Punishment Gone Wrong: A Precursor to Child Abuse?

by Peter H. Schmedding
(Canberra, Australia)

It was a sale in a hall normally used for sporting events. When I arrived to find some bargains, only a handful of people were present. At one of the counters a woman appeared interested in pairs of socks. One by one she lifted them up, examining them carefully. Her boy, between three and four years old, watched her with interest. He finally decided to do the same. Carefully he took a pair into his hand, lifted them up and looked at them. As soon as his mother noticed, she threw her socks on the counter, turned around and hit him, four or five times on the bottom, hard. Without offering even a single word of explanation, in a 'no big deal' manner, she then continued looking at more socks.


Although this happened tens of years ago, in my mental eye I can still see the kid, standing next to a fire extinguisher, screaming.

During those years I was a telephone counsellor at a voluntary service for distressed people. Within a week or two of me watching the event in the sports hall, a man called the service: "I've gone mad. I have been smashing my furniture and throwing some out of the window... my wife has gone. She took the kids and her belongings. I came home to an empty house."

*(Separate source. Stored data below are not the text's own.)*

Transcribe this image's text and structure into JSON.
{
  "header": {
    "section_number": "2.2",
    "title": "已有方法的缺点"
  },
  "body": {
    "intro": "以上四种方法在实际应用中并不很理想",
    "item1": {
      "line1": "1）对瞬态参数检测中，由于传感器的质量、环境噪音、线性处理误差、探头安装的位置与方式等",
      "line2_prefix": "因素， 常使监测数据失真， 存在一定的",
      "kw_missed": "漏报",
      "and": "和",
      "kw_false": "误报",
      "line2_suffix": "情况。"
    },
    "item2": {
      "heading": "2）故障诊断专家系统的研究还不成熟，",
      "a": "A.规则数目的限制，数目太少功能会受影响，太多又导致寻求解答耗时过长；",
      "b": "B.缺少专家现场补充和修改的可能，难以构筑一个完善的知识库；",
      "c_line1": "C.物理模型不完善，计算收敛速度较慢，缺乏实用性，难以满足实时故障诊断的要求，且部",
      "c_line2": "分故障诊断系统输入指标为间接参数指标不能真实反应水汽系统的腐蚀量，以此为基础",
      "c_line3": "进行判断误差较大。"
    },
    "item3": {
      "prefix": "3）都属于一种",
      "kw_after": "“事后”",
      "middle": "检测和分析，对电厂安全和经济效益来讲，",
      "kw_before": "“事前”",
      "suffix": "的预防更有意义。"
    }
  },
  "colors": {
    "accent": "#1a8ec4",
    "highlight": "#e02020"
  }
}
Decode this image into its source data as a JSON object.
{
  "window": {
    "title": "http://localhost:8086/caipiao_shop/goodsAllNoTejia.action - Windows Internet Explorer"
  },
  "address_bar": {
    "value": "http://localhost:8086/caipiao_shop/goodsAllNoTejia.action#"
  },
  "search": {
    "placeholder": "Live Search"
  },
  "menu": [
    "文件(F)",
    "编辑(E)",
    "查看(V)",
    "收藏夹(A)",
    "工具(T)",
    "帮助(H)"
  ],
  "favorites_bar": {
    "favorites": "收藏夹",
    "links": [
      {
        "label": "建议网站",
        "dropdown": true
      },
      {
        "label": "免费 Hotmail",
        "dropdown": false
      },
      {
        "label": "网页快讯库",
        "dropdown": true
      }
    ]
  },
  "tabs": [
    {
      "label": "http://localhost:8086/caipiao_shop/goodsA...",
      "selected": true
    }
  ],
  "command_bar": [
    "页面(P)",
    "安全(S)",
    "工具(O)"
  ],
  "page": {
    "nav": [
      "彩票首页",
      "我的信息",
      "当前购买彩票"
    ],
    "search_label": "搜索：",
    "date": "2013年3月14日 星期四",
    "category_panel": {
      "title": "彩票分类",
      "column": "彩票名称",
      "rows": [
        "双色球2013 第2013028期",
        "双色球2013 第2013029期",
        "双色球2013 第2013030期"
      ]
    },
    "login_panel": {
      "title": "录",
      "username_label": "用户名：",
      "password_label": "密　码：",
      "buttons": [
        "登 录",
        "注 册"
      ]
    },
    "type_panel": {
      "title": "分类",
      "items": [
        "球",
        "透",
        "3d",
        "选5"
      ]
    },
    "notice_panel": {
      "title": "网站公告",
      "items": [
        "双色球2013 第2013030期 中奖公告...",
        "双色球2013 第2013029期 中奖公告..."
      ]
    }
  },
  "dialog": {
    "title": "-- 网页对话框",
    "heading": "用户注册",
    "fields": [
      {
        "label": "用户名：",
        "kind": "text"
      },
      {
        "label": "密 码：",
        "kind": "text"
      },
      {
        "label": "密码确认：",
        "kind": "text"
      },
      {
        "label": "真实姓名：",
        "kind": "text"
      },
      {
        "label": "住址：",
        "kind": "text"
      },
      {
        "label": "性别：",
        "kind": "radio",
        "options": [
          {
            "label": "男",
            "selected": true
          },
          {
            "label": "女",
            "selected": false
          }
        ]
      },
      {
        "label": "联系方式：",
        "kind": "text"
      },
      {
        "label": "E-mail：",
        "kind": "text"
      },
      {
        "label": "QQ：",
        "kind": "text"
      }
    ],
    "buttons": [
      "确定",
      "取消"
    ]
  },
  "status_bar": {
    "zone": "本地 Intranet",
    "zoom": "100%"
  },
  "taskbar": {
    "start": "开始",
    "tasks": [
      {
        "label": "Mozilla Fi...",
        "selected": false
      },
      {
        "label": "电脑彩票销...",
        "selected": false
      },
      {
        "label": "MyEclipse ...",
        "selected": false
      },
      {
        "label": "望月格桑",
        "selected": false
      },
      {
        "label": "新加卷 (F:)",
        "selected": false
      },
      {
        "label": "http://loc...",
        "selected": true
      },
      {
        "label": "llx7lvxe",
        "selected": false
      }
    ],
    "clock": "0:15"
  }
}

Some time later in the call we were able to talk sensibly. He admitted: "Yes, I hit them - sometimes. I know it's wrong. But by the time I realise what's been happening it's too late. I have done it."

All this occurred some 30 years ago, and I am now wondering if someone in our society who would now be in his mid thirties bashes his children and/or his wife. After all, when he was a little boy the method of just hitting without even one word of explanation would have been so deeply embedded in his memory that it now would be a blueprint for behaviour, forcing him, I expect, to act while by the time he realises what's been happening it's too late.

More information about this author can be found at Who is Peter Schmedding?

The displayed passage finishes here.